As an investment buyer, you are not in a chain and can move at speed. This has value to the seller, so be prepared to walk away if you are not getting the deal you are after. There will always be a similar opportunity and a more willing vendor to do a deal.
8 Using a mortgage makes your money work harder.
Whether to go interest-only or repayment is a personal decision, but a rental income high enough to cover a repayment mortgage is a good indicator that you are getting things right. Take out a fixed rate if you are uncomfortable about the chance of interest rates rising, although you will pay a premium.
9 Most investors use a management agency to manage their property.
Now, just about every high street estate agent operates a letting service, and there are also many independents competing for landlords’ business. Shop around and drive your costs down by negotiating.

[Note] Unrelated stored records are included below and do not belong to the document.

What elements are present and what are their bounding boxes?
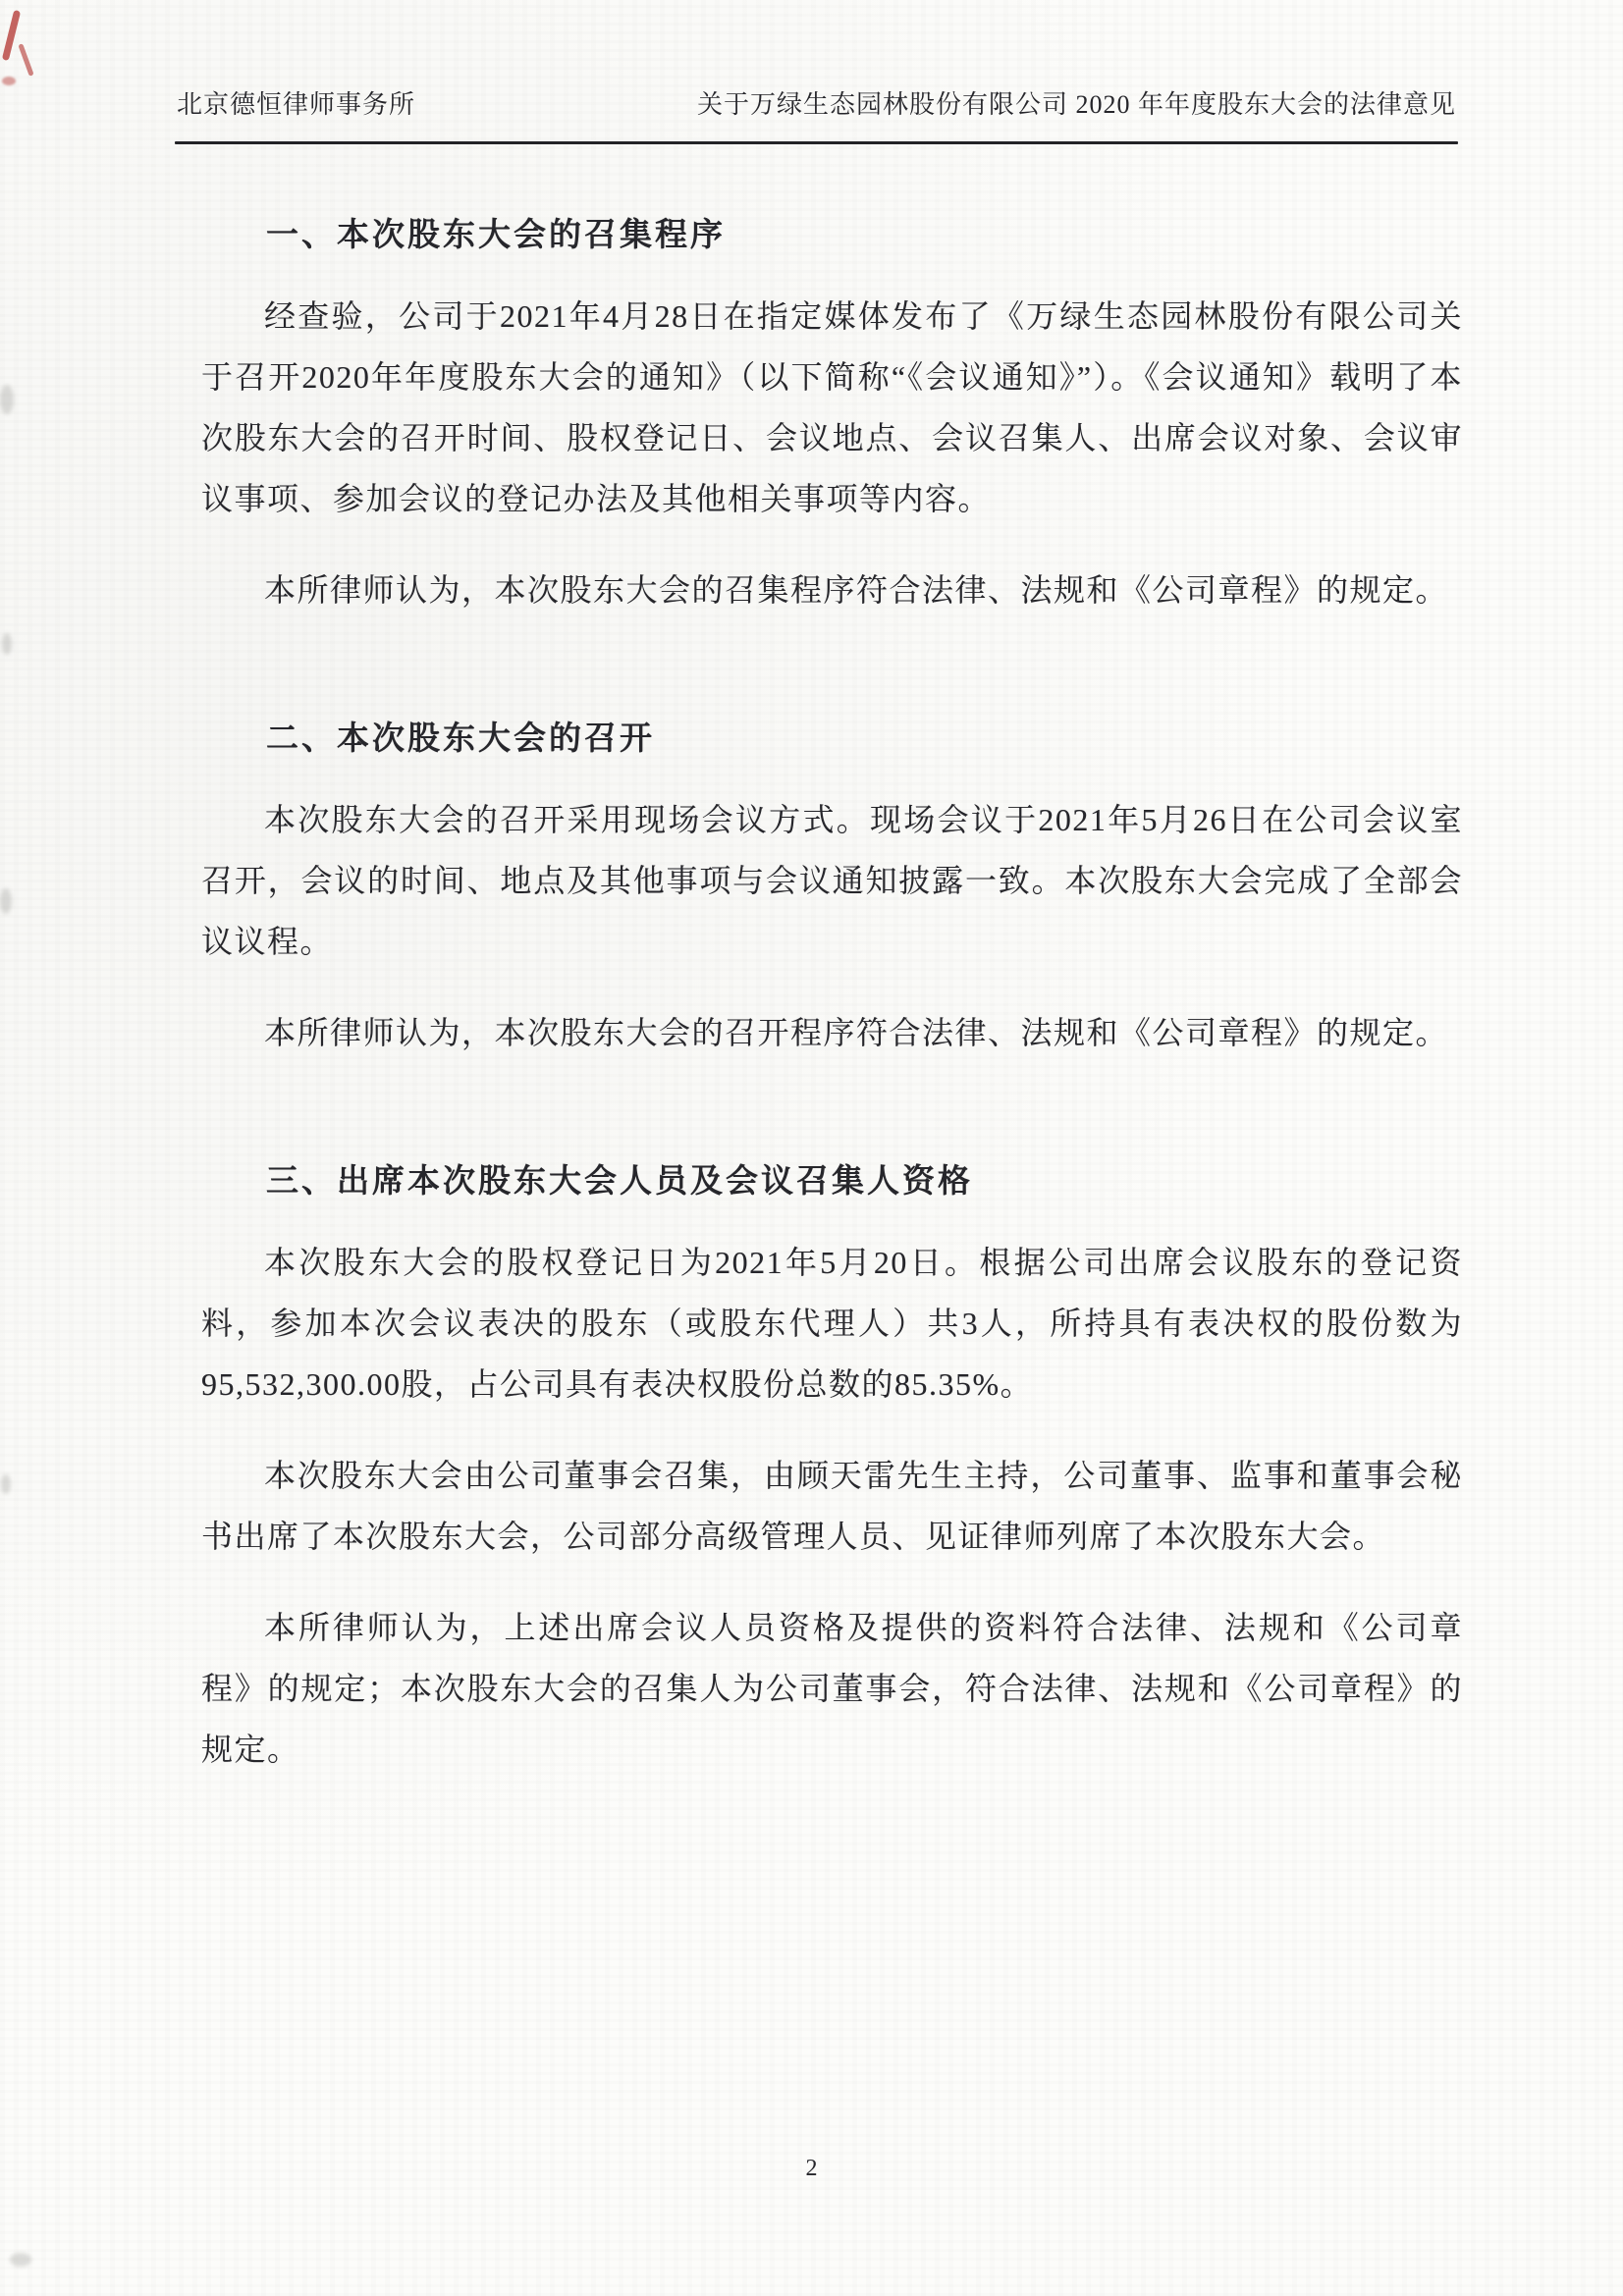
law-firm-name: 北京德恒律师事务所 xyxy=(177,84,415,121)
scan-smudge xyxy=(10,2253,31,2267)
paragraph: 本次股东大会的召开采用现场会议方式。现场会议于2021年5月26日在公司会议室召… xyxy=(201,789,1463,972)
document-title: 关于万绿生态园林股份有限公司 2020 年年度股东大会的法律意见 xyxy=(697,84,1456,121)
section-heading: 一、本次股东大会的召集程序 xyxy=(201,211,1463,260)
header-divider-rule xyxy=(175,141,1458,144)
document-body: 一、本次股东大会的召集程序 经查验，公司于2021年4月28日在指定媒体发布了《… xyxy=(201,182,1463,1810)
section-meeting-held: 二、本次股东大会的召开 本次股东大会的召开采用现场会议方式。现场会议于2021年… xyxy=(201,715,1463,1063)
section-attendees-qualification: 三、出席本次股东大会人员及会议召集人资格 本次股东大会的股权登记日为2021年5… xyxy=(201,1157,1463,1780)
paragraph: 本所律师认为，本次股东大会的召开程序符合法律、法规和《公司章程》的规定。 xyxy=(201,1002,1463,1063)
red-pen-scan-artifact xyxy=(2,10,21,61)
section-heading: 三、出席本次股东大会人员及会议召集人资格 xyxy=(201,1157,1463,1206)
scan-smudge xyxy=(2,633,12,655)
page-number: 2 xyxy=(0,2156,1623,2182)
page-header: 北京德恒律师事务所 关于万绿生态园林股份有限公司 2020 年年度股东大会的法律… xyxy=(177,84,1456,121)
section-convening-procedure: 一、本次股东大会的召集程序 经查验，公司于2021年4月28日在指定媒体发布了《… xyxy=(201,211,1463,620)
paragraph: 本次股东大会由公司董事会召集，由顾天雷先生主持，公司董事、监事和董事会秘书出席了… xyxy=(201,1445,1463,1567)
scan-smudge xyxy=(0,888,12,914)
paragraph: 本次股东大会的股权登记日为2021年5月20日。根据公司出席会议股东的登记资料，… xyxy=(201,1232,1463,1415)
paragraph: 本所律师认为，本次股东大会的召集程序符合法律、法规和《公司章程》的规定。 xyxy=(201,560,1463,620)
paragraph: 本所律师认为，上述出席会议人员资格及提供的资料符合法律、法规和《公司章程》的规定… xyxy=(201,1597,1463,1780)
red-pen-scan-artifact xyxy=(18,43,33,77)
scanned-document-page: 北京德恒律师事务所 关于万绿生态园林股份有限公司 2020 年年度股东大会的法律… xyxy=(0,0,1623,2296)
scan-smudge xyxy=(0,385,14,414)
section-heading: 二、本次股东大会的召开 xyxy=(201,715,1463,764)
scan-smudge xyxy=(1,1474,11,1494)
paragraph: 经查验，公司于2021年4月28日在指定媒体发布了《万绿生态园林股份有限公司关于… xyxy=(201,286,1463,529)
red-pen-scan-artifact xyxy=(2,77,16,85)
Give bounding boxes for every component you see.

You should be able get a property management fee of between 8-5pc – or even lower if you have several properties to offer
If you want to let and manage your property yourself then go for it – but do it right.
10 Watch out for add-ons that some management agencies try to get away with.
For example, let’s say one of your properties needs maintenance. Some agencies will try to charge an “admin fee” to organise it for you. Do not accept this. You are already paying a monthly fee and this should cover the organisation of maintenance and repairs.
Also check the price of services such as carrying out an inventory and handling a change of tenant. Again, some agencies are a little too creative when it comes to invoicing. Agree on a rate at the start for all administration costs and make sure the agency sticks to it.
When you get your monthly statement from your managing agent, any maintenance work that has been carried out should be listed. Ensure that you receive a copy of the invoice from the trader or company that carried out the work so you can check that the charges were fair. If you know a cheaper plumber or electrician, for example, ask your agent to use them for future work. They can and should do so.